Viviamo in un’Italia che pare voler rilegare in un angolo il Paese che fu pensato da coloro che combatterono e morirono sui monti facendo a Resistenza: il lavoro, protagonista del primo articolo della nostra carta costituzionale, viene smantellato senza alcuna reticenza. E seguono oramai a ruota tutti gli altri diritti, dalla formazione alla sanità.
Fino all’approvazione della legge finanziaria di fine 2011, che con il suo articolo 8 è riuscita a demolire le poche sicurezze rimaste al mondo del lavoro, il contratto collettivo nazionale rimaneva l’ultima sicurezza per i lavoratori. Si sapeva che, per quanto i padroni potessero cercare di sfruttare la propria situazione di forza nei confronti dei loro dipendenti, c’era un limite che non poteva essere superato. Un limite segnato proprio da quel contratto collettivo nazionale, che riusciva a garantire a tutti un certo livello di qualità.
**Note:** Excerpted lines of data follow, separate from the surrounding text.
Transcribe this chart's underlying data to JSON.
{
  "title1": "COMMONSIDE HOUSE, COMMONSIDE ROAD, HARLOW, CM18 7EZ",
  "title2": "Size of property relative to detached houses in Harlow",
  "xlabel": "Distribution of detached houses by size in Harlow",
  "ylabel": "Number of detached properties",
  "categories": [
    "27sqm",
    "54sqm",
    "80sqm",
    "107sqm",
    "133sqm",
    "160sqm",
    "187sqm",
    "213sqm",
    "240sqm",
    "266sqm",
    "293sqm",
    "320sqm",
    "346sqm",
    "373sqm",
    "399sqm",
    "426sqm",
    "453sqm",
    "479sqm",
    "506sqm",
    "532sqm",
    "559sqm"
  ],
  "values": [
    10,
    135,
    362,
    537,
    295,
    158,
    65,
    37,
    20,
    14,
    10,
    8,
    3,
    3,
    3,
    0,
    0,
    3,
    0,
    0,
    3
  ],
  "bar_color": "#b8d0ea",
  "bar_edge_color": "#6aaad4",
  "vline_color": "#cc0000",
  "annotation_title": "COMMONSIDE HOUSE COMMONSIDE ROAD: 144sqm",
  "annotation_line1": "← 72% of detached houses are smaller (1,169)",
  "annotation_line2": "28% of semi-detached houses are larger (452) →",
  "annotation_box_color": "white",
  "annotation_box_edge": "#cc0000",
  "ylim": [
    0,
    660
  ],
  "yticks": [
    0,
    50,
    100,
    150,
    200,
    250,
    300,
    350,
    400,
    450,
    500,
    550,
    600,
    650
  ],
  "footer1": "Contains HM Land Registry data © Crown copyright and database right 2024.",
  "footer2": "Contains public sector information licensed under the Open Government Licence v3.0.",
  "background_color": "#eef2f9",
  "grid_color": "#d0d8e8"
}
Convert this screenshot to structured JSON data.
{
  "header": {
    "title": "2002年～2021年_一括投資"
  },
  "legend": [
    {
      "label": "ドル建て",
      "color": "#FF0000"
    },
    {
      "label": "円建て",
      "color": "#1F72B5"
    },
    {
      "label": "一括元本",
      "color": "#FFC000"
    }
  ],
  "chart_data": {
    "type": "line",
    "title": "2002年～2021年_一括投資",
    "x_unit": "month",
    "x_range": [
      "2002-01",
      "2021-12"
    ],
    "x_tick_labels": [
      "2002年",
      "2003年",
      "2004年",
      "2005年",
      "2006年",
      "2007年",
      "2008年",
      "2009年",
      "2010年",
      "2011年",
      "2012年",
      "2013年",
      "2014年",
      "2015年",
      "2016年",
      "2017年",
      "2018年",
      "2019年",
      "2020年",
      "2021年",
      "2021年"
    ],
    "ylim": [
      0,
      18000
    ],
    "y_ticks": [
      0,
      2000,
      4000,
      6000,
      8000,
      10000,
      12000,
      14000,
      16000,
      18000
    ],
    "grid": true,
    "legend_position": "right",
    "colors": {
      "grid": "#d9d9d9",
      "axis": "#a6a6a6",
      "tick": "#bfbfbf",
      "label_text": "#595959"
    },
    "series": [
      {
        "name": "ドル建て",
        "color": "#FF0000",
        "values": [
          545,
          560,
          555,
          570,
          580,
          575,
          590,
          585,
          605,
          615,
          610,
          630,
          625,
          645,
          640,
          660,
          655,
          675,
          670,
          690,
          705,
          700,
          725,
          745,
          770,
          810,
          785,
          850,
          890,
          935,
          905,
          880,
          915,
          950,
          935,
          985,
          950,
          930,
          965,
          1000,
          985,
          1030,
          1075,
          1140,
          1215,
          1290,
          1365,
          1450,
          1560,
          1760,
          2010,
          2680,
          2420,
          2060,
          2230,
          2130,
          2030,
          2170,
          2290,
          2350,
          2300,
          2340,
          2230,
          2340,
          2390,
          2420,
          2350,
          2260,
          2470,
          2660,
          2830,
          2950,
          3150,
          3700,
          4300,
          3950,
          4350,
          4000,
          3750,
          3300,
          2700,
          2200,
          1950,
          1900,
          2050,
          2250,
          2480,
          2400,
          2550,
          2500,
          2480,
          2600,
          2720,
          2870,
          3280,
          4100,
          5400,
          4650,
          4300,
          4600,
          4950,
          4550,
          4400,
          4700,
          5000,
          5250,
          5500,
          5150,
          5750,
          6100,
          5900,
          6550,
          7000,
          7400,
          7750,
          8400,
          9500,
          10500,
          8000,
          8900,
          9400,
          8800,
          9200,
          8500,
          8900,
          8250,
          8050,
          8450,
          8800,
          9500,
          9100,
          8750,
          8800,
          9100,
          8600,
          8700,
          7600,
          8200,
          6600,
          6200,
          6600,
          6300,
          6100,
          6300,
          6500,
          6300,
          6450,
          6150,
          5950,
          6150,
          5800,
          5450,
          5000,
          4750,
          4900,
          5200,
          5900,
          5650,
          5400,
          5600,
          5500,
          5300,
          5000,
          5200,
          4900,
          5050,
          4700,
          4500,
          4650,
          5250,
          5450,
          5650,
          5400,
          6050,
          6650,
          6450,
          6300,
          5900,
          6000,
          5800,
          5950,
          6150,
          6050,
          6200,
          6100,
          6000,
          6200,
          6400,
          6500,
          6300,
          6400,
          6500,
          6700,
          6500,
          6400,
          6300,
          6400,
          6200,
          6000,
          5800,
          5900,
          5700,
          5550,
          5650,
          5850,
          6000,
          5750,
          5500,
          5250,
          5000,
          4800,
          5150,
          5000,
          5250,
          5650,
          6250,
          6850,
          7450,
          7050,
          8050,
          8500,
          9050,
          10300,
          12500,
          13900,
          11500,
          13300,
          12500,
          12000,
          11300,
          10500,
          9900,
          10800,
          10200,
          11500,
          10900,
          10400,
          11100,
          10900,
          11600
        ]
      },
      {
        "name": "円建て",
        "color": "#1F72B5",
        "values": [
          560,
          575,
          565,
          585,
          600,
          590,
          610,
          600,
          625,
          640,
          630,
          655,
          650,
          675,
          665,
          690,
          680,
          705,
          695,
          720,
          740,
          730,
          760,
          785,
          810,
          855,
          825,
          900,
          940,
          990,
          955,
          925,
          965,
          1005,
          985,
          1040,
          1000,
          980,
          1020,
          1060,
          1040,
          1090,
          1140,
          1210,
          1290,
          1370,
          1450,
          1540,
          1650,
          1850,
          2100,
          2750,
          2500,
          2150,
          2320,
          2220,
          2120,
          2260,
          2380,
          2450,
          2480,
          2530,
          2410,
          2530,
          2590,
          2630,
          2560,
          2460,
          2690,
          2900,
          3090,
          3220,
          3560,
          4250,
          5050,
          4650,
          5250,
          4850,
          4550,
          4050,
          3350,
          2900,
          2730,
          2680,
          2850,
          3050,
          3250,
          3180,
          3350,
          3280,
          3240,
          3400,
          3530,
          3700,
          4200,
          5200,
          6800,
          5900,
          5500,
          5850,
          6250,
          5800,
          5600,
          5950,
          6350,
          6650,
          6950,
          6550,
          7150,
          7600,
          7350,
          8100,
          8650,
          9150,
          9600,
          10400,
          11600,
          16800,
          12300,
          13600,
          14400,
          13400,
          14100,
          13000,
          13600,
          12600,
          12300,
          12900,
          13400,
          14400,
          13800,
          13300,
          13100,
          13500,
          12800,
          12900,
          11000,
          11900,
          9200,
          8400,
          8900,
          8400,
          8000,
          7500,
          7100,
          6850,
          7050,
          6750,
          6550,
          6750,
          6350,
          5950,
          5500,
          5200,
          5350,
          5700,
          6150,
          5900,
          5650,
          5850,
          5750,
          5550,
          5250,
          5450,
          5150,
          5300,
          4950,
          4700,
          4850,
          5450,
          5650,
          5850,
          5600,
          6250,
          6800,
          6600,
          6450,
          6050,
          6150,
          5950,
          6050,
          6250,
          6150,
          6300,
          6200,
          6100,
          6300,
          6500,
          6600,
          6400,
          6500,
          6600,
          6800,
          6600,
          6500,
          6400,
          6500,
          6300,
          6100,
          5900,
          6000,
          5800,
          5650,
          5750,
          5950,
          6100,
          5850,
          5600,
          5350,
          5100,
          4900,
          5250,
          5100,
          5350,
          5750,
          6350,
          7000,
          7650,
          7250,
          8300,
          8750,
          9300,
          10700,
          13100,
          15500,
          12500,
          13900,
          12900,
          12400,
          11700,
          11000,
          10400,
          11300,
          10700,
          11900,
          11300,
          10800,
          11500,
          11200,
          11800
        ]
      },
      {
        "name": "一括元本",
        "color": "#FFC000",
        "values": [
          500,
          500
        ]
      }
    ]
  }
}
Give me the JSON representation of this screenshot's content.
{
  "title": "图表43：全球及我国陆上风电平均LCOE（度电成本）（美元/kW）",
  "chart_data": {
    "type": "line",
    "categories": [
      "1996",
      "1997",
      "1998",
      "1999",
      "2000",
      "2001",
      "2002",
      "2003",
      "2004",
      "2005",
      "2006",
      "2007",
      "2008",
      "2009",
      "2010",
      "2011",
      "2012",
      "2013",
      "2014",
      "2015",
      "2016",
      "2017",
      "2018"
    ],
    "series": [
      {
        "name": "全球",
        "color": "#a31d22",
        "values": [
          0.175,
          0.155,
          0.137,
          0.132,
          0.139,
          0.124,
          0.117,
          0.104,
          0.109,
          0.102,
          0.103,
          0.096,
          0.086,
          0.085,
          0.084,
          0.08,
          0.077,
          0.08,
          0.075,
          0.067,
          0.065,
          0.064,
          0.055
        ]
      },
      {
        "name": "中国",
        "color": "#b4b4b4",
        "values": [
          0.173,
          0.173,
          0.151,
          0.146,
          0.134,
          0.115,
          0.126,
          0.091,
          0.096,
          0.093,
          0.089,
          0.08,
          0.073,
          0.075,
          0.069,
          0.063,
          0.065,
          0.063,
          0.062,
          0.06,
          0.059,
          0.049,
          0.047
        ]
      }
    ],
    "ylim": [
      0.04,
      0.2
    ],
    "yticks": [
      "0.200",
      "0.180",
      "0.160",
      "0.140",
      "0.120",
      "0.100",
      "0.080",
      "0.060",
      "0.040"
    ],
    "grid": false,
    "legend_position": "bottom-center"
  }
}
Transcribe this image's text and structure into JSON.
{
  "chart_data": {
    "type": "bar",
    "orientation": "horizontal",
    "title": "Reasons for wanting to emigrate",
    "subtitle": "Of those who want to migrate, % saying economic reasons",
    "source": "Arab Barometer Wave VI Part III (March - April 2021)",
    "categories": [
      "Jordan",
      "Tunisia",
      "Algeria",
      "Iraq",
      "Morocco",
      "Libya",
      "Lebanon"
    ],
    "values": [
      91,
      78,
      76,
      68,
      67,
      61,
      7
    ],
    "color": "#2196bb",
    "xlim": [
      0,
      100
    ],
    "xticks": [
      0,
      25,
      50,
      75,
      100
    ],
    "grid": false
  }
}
E’ evidente che le operazioni messe in atto puntano a far sentire i singoli lavoratori più soli: i datori di lavoro agiscono all’unisono, non solo perseguendo lo stesso fine, il massimo profitto a discapito di tutto e tutti, e sanno anche bene su quale leve fare forza, insieme. I lavoratori si ritrovano così con le spalle al muro e guardandosi intorno vedono tante persone nella loro stessa situazione. Da una parte c’è l’abolizione del contratto collettivo nazionale, dall’altra c’è l’azione di quei sindacati (confederali o non) che, firmando accordi e contratti senza che la CGIL li sostenga, impediscono il rinnovo delle RSU. Siamo difatti arrivati al paradosso per il quale solo i lavoratori iscritti a sindacati che hanno accettato l’accordo hanno il diritto di essere rappresentati nelle RSU.
E l’unica risposta che i lavoratori possono darsi in questa situazione è la solidarietà. Se la cancellazione del contratto collettivo punta ad isolare i singoli lavoratori, permettendo ai datori di lavoro di applicare condizioni e contratti che variano a loro piacimento, l’unico modo per fronteggiare la situazione è un rafforzamento dei legami tra lavoratori. All’interno della CGIL, come hanno ripetuto molti di coloro che sono intervenuti, bisognerebbe “scavalcare” le barriere tra le varie categorie. I metalmeccanici, che con il loro rifiuto di firmare l’accordo di Pomigliano sono diventati un baluardo della resistenza in Italia, dovrebbero convincere tutti i lavoratori a non andare a fare compere la domenica per supportare le rivendicazioni dei loro compagni della Filcams. I lavoratori del commercio stanno infatti lottando nell’ombra: le rivendicazioni di coloro che sono costretti a fare anche sette rientri domenicali nel giro di due mesi hanno portato la categoria a non firmare il contratto.
La situazione, come è stato detto, è quindi gravissima; non solo per lo smantellamento del diritto al lavoro ma anche perché a questo sta pian piano seguendo quello di altri diritti fondamentali. Come è stato ricordato da un iscritto alla FIOM, sono sempre più frequenti i casi di lavoratori che sono stati costretti ad accettare un’assicurazione sanitaria integrativa. In nome del dio profitto oramai non solo il diritto al lavoro viene svenduto ma anche quello alla salute viene messo in mano a privati. L’abbandono da parte dello Stato del suo ruolo “sociale” di assistenza e supporto ai cittadini si ripercuote oramai in ambiti come la sanità e l’istruzione: come si accetta il crollo del sistema d’istruzione pubblico pur assicurando finanziamenti alle scuole private, così allo stesso modo anche nella sanità ci si sta sempre più aprendo ad un sistema si stampo “americano” per il quale solo chi può pagare ha modo di farsi curare.
Ad un progetto tanto strutturato e preciso di distruzione di stato sociale e diritti non si può rispondere se non con solidarietà e con un progetto che a sua volta riesca a dare una visione complessiva d'alternativa: è solo l'unione che fa la forza.